CASHKET

The whole time during the Michael Jackson memorial service, amidst the platitudes and tears and yells from the crowd, the musical performances, the parade of family members, celebrities, religious and social leaders, the larger-than-life video projections and song quotes, this is what I thought:

No one really knew him at all.
No one. Not a single person in his life.

I think people tried, or thought that they knew him, or knew him once, or thought they knew enough. I think some attached meaning and depth to him that he did not internally possess, although I suspect he desperately wanted to be that person, more perfect than anyone in intent and character, divine, royal, special.

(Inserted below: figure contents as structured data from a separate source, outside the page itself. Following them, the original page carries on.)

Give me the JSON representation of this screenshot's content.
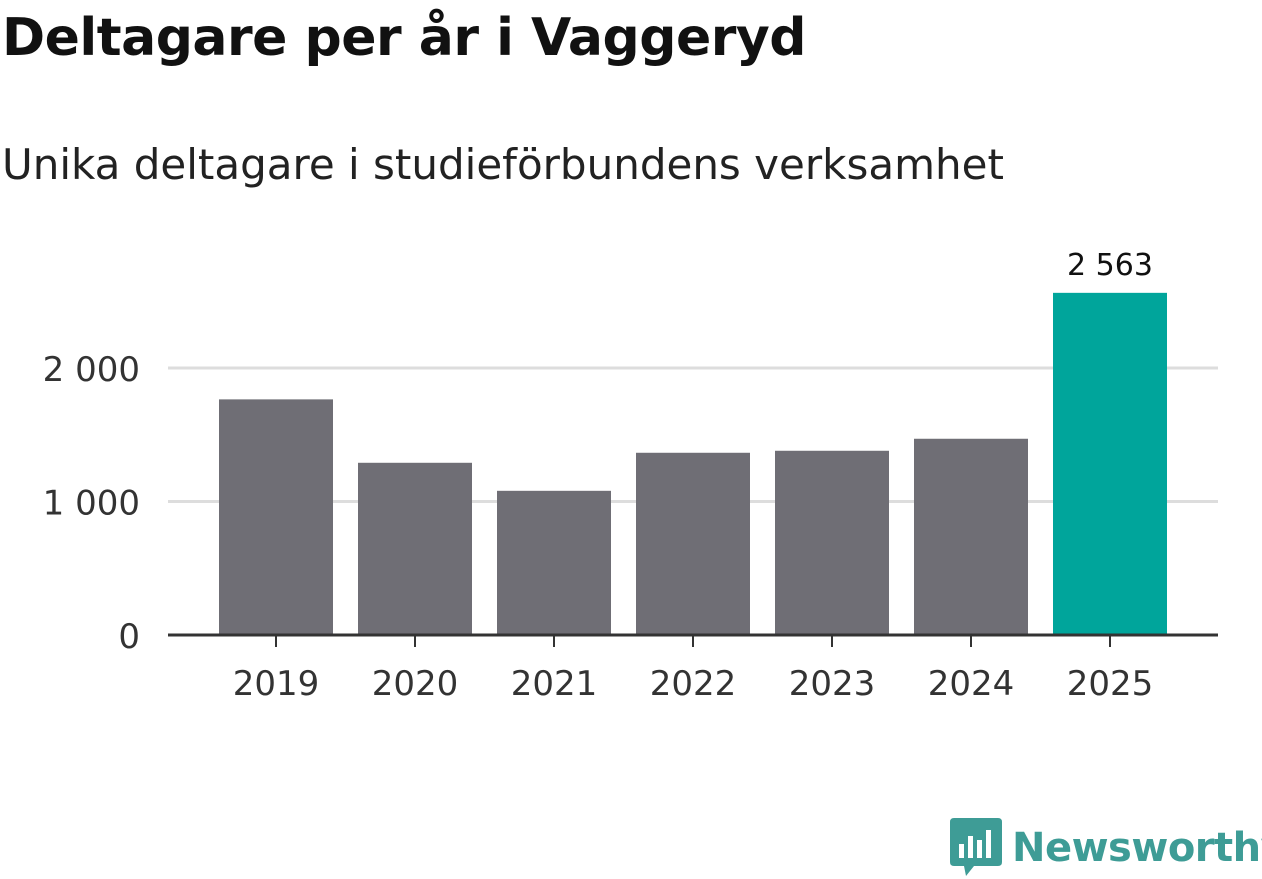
{
  "header": {
    "title": "Deltagare per år i Vaggeryd",
    "subtitle": "Unika deltagare i studieförbundens verksamhet"
  },
  "chart_data": {
    "type": "bar",
    "categories": [
      "2019",
      "2020",
      "2021",
      "2022",
      "2023",
      "2024",
      "2025"
    ],
    "values": [
      1765,
      1290,
      1080,
      1365,
      1380,
      1470,
      2563
    ],
    "highlight_index": 6,
    "value_labels": [
      "",
      "",
      "",
      "",
      "",
      "",
      "2 563"
    ],
    "y_ticks": [
      0,
      1000,
      2000
    ],
    "y_tick_labels": [
      "0",
      "1 000",
      "2 000"
    ],
    "ylim": [
      0,
      2800
    ],
    "grid": true,
    "colors": {
      "bar": "#6f6e75",
      "highlight": "#00a59b",
      "grid": "#dddddd",
      "axis": "#333333",
      "text": "#333333"
    }
  },
  "brand": {
    "name": "Newsworthy",
    "icon": "newsworthy-logo-icon",
    "color": "#3e9c96"
  }
}
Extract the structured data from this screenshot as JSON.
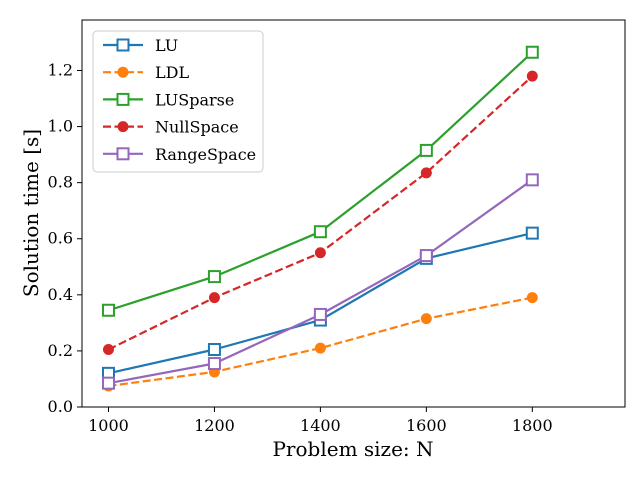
{
  "chart_data": {
    "type": "line",
    "title": "",
    "xlabel": "Problem size:  N",
    "ylabel": "Solution time [s]",
    "x": [
      1000,
      1200,
      1400,
      1600,
      1800
    ],
    "xlim": [
      950,
      1975
    ],
    "ylim": [
      0.0,
      1.38
    ],
    "xticks": [
      1000,
      1200,
      1400,
      1600,
      1800
    ],
    "yticks": [
      0.0,
      0.2,
      0.4,
      0.6,
      0.8,
      1.0,
      1.2
    ],
    "ytick_labels": [
      "0.0",
      "0.2",
      "0.4",
      "0.6",
      "0.8",
      "1.0",
      "1.2"
    ],
    "grid": false,
    "legend_position": "top-left",
    "series": [
      {
        "name": "LU",
        "values": [
          0.12,
          0.205,
          0.31,
          0.53,
          0.62
        ],
        "color": "#1f77b4",
        "dash": "solid",
        "marker": "square-open"
      },
      {
        "name": "LDL",
        "values": [
          0.075,
          0.125,
          0.21,
          0.315,
          0.39
        ],
        "color": "#ff7f0e",
        "dash": "dashed",
        "marker": "circle-filled"
      },
      {
        "name": "LUSparse",
        "values": [
          0.345,
          0.465,
          0.625,
          0.915,
          1.265
        ],
        "color": "#2ca02c",
        "dash": "solid",
        "marker": "square-open"
      },
      {
        "name": "NullSpace",
        "values": [
          0.205,
          0.39,
          0.55,
          0.835,
          1.18
        ],
        "color": "#d62728",
        "dash": "dashed",
        "marker": "circle-filled"
      },
      {
        "name": "RangeSpace",
        "values": [
          0.085,
          0.155,
          0.33,
          0.54,
          0.81
        ],
        "color": "#9467bd",
        "dash": "solid",
        "marker": "square-open"
      }
    ]
  }
}
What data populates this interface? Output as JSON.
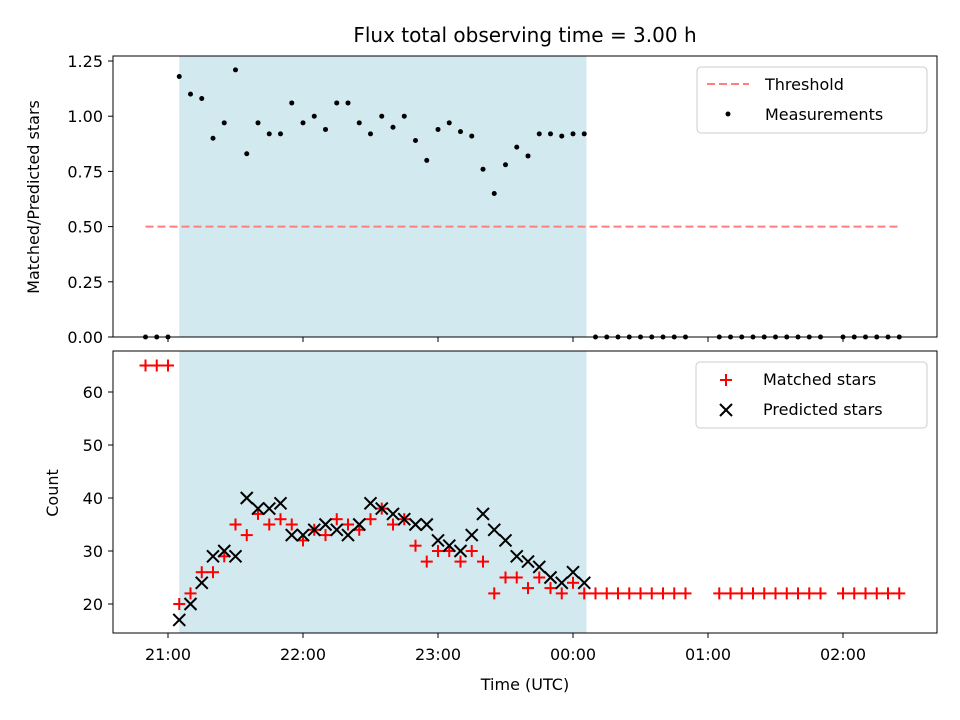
{
  "chart_data": [
    {
      "type": "scatter",
      "title": "Flux total observing time = 3.00 h",
      "xlabel": "",
      "ylabel": "Matched/Predicted stars",
      "ylim": [
        0,
        1.27
      ],
      "yticks": [
        "0.00",
        "0.25",
        "0.50",
        "0.75",
        "1.00",
        "1.25"
      ],
      "shaded_span": {
        "from": "21:05",
        "to": "00:06",
        "color": "#d3e9f0"
      },
      "legend_position": "top-right",
      "series": [
        {
          "name": "Threshold",
          "kind": "line",
          "style": "dashed",
          "color": "#ff7f7f",
          "points": [
            [
              "20:50",
              0.5
            ],
            [
              "02:25",
              0.5
            ]
          ]
        },
        {
          "name": "Measurements",
          "kind": "dots",
          "color": "#000000",
          "points": [
            [
              "20:50",
              0.0
            ],
            [
              "20:55",
              0.0
            ],
            [
              "21:00",
              0.0
            ],
            [
              "21:05",
              1.18
            ],
            [
              "21:10",
              1.1
            ],
            [
              "21:15",
              1.08
            ],
            [
              "21:20",
              0.9
            ],
            [
              "21:25",
              0.97
            ],
            [
              "21:30",
              1.21
            ],
            [
              "21:35",
              0.83
            ],
            [
              "21:40",
              0.97
            ],
            [
              "21:45",
              0.92
            ],
            [
              "21:50",
              0.92
            ],
            [
              "21:55",
              1.06
            ],
            [
              "22:00",
              0.97
            ],
            [
              "22:05",
              1.0
            ],
            [
              "22:10",
              0.94
            ],
            [
              "22:15",
              1.06
            ],
            [
              "22:20",
              1.06
            ],
            [
              "22:25",
              0.97
            ],
            [
              "22:30",
              0.92
            ],
            [
              "22:35",
              1.0
            ],
            [
              "22:40",
              0.95
            ],
            [
              "22:45",
              1.0
            ],
            [
              "22:50",
              0.89
            ],
            [
              "22:55",
              0.8
            ],
            [
              "23:00",
              0.94
            ],
            [
              "23:05",
              0.97
            ],
            [
              "23:10",
              0.93
            ],
            [
              "23:15",
              0.91
            ],
            [
              "23:20",
              0.76
            ],
            [
              "23:25",
              0.65
            ],
            [
              "23:30",
              0.78
            ],
            [
              "23:35",
              0.86
            ],
            [
              "23:40",
              0.82
            ],
            [
              "23:45",
              0.92
            ],
            [
              "23:50",
              0.92
            ],
            [
              "23:55",
              0.91
            ],
            [
              "00:00",
              0.92
            ],
            [
              "00:05",
              0.92
            ],
            [
              "00:10",
              0.0
            ],
            [
              "00:15",
              0.0
            ],
            [
              "00:20",
              0.0
            ],
            [
              "00:25",
              0.0
            ],
            [
              "00:30",
              0.0
            ],
            [
              "00:35",
              0.0
            ],
            [
              "00:40",
              0.0
            ],
            [
              "00:45",
              0.0
            ],
            [
              "00:50",
              0.0
            ],
            [
              "01:05",
              0.0
            ],
            [
              "01:10",
              0.0
            ],
            [
              "01:15",
              0.0
            ],
            [
              "01:20",
              0.0
            ],
            [
              "01:25",
              0.0
            ],
            [
              "01:30",
              0.0
            ],
            [
              "01:35",
              0.0
            ],
            [
              "01:40",
              0.0
            ],
            [
              "01:45",
              0.0
            ],
            [
              "01:50",
              0.0
            ],
            [
              "02:00",
              0.0
            ],
            [
              "02:05",
              0.0
            ],
            [
              "02:10",
              0.0
            ],
            [
              "02:15",
              0.0
            ],
            [
              "02:20",
              0.0
            ],
            [
              "02:25",
              0.0
            ]
          ]
        }
      ]
    },
    {
      "type": "scatter",
      "title": "",
      "xlabel": "Time (UTC)",
      "ylabel": "Count",
      "ylim": [
        15,
        67
      ],
      "yticks": [
        "20",
        "30",
        "40",
        "50",
        "60"
      ],
      "xticks": [
        "21:00",
        "22:00",
        "23:00",
        "00:00",
        "01:00",
        "02:00"
      ],
      "shaded_span": {
        "from": "21:05",
        "to": "00:06",
        "color": "#d3e9f0"
      },
      "legend_position": "top-right",
      "series": [
        {
          "name": "Matched stars",
          "kind": "plus",
          "color": "#ff0000",
          "points": [
            [
              "20:50",
              65
            ],
            [
              "20:55",
              65
            ],
            [
              "21:00",
              65
            ],
            [
              "21:05",
              20
            ],
            [
              "21:10",
              22
            ],
            [
              "21:15",
              26
            ],
            [
              "21:20",
              26
            ],
            [
              "21:25",
              29
            ],
            [
              "21:30",
              35
            ],
            [
              "21:35",
              33
            ],
            [
              "21:40",
              37
            ],
            [
              "21:45",
              35
            ],
            [
              "21:50",
              36
            ],
            [
              "21:55",
              35
            ],
            [
              "22:00",
              32
            ],
            [
              "22:05",
              34
            ],
            [
              "22:10",
              33
            ],
            [
              "22:15",
              36
            ],
            [
              "22:20",
              35
            ],
            [
              "22:25",
              34
            ],
            [
              "22:30",
              36
            ],
            [
              "22:35",
              38
            ],
            [
              "22:40",
              35
            ],
            [
              "22:45",
              36
            ],
            [
              "22:50",
              31
            ],
            [
              "22:55",
              28
            ],
            [
              "23:00",
              30
            ],
            [
              "23:05",
              30
            ],
            [
              "23:10",
              28
            ],
            [
              "23:15",
              30
            ],
            [
              "23:20",
              28
            ],
            [
              "23:25",
              22
            ],
            [
              "23:30",
              25
            ],
            [
              "23:35",
              25
            ],
            [
              "23:40",
              23
            ],
            [
              "23:45",
              25
            ],
            [
              "23:50",
              23
            ],
            [
              "23:55",
              22
            ],
            [
              "00:00",
              24
            ],
            [
              "00:05",
              22
            ],
            [
              "00:10",
              22
            ],
            [
              "00:15",
              22
            ],
            [
              "00:20",
              22
            ],
            [
              "00:25",
              22
            ],
            [
              "00:30",
              22
            ],
            [
              "00:35",
              22
            ],
            [
              "00:40",
              22
            ],
            [
              "00:45",
              22
            ],
            [
              "00:50",
              22
            ],
            [
              "01:05",
              22
            ],
            [
              "01:10",
              22
            ],
            [
              "01:15",
              22
            ],
            [
              "01:20",
              22
            ],
            [
              "01:25",
              22
            ],
            [
              "01:30",
              22
            ],
            [
              "01:35",
              22
            ],
            [
              "01:40",
              22
            ],
            [
              "01:45",
              22
            ],
            [
              "01:50",
              22
            ],
            [
              "02:00",
              22
            ],
            [
              "02:05",
              22
            ],
            [
              "02:10",
              22
            ],
            [
              "02:15",
              22
            ],
            [
              "02:20",
              22
            ],
            [
              "02:25",
              22
            ]
          ]
        },
        {
          "name": "Predicted stars",
          "kind": "cross",
          "color": "#000000",
          "points": [
            [
              "21:05",
              17
            ],
            [
              "21:10",
              20
            ],
            [
              "21:15",
              24
            ],
            [
              "21:20",
              29
            ],
            [
              "21:25",
              30
            ],
            [
              "21:30",
              29
            ],
            [
              "21:35",
              40
            ],
            [
              "21:40",
              38
            ],
            [
              "21:45",
              38
            ],
            [
              "21:50",
              39
            ],
            [
              "21:55",
              33
            ],
            [
              "22:00",
              33
            ],
            [
              "22:05",
              34
            ],
            [
              "22:10",
              35
            ],
            [
              "22:15",
              34
            ],
            [
              "22:20",
              33
            ],
            [
              "22:25",
              35
            ],
            [
              "22:30",
              39
            ],
            [
              "22:35",
              38
            ],
            [
              "22:40",
              37
            ],
            [
              "22:45",
              36
            ],
            [
              "22:50",
              35
            ],
            [
              "22:55",
              35
            ],
            [
              "23:00",
              32
            ],
            [
              "23:05",
              31
            ],
            [
              "23:10",
              30
            ],
            [
              "23:15",
              33
            ],
            [
              "23:20",
              37
            ],
            [
              "23:25",
              34
            ],
            [
              "23:30",
              32
            ],
            [
              "23:35",
              29
            ],
            [
              "23:40",
              28
            ],
            [
              "23:45",
              27
            ],
            [
              "23:50",
              25
            ],
            [
              "23:55",
              24
            ],
            [
              "00:00",
              26
            ],
            [
              "00:05",
              24
            ]
          ]
        }
      ]
    }
  ]
}
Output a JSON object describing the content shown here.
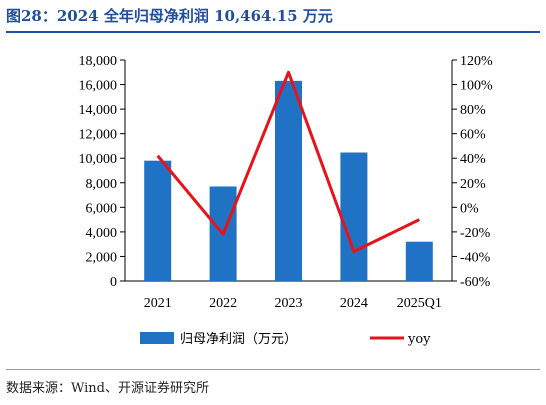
{
  "title": "图28：2024 全年归母净利润 10,464.15 万元",
  "source": "数据来源：Wind、开源证券研究所",
  "chart_data": {
    "type": "bar",
    "categories": [
      "2021",
      "2022",
      "2023",
      "2024",
      "2025Q1"
    ],
    "series": [
      {
        "name": "归母净利润（万元）",
        "type": "bar",
        "axis": "left",
        "color": "#1f72c4",
        "values": [
          9800,
          7700,
          16300,
          10464.15,
          3200
        ]
      },
      {
        "name": "yoy",
        "type": "line",
        "axis": "right",
        "color": "#e8121b",
        "values": [
          42,
          -22,
          110,
          -36,
          -10
        ]
      }
    ],
    "y_left": {
      "min": 0,
      "max": 18000,
      "ticks": [
        0,
        2000,
        4000,
        6000,
        8000,
        10000,
        12000,
        14000,
        16000,
        18000
      ],
      "tick_labels": [
        "0",
        "2,000",
        "4,000",
        "6,000",
        "8,000",
        "10,000",
        "12,000",
        "14,000",
        "16,000",
        "18,000"
      ]
    },
    "y_right": {
      "min": -60,
      "max": 120,
      "ticks": [
        -60,
        -40,
        -20,
        0,
        20,
        40,
        60,
        80,
        100,
        120
      ],
      "tick_labels": [
        "-60%",
        "-40%",
        "-20%",
        "0%",
        "20%",
        "40%",
        "60%",
        "80%",
        "100%",
        "120%"
      ]
    },
    "grid": false,
    "legend": "bottom"
  }
}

But he knew he wasn't that, never could be, and the dissonance in his head became a clanging relentless nightmare. It was unlikely that he ever formed any kind of a real personality at all. There was no "Michael Jackson" for anyone to know.

Underneath the flowers, inside the bronze-and-gold casket, lies the battered and pathetic remains of a human being, who like icons before him, did not have the physical nor emotional strength to survive the burden of what others wanted and expected from him. I imagine his mother remembering the day she gave birth to him, a perfect lovely baby in her arms, and now sitting in a generic arena in California 50 years later, staring at his casket. No amount of money or fame or acclaim can replace that baby, and can never change the reality of the tragedy that his life was in the end. That is seen in the tight faces and dulled, hopeless, resigned eyes of the mourners, having given up on him long, long ago.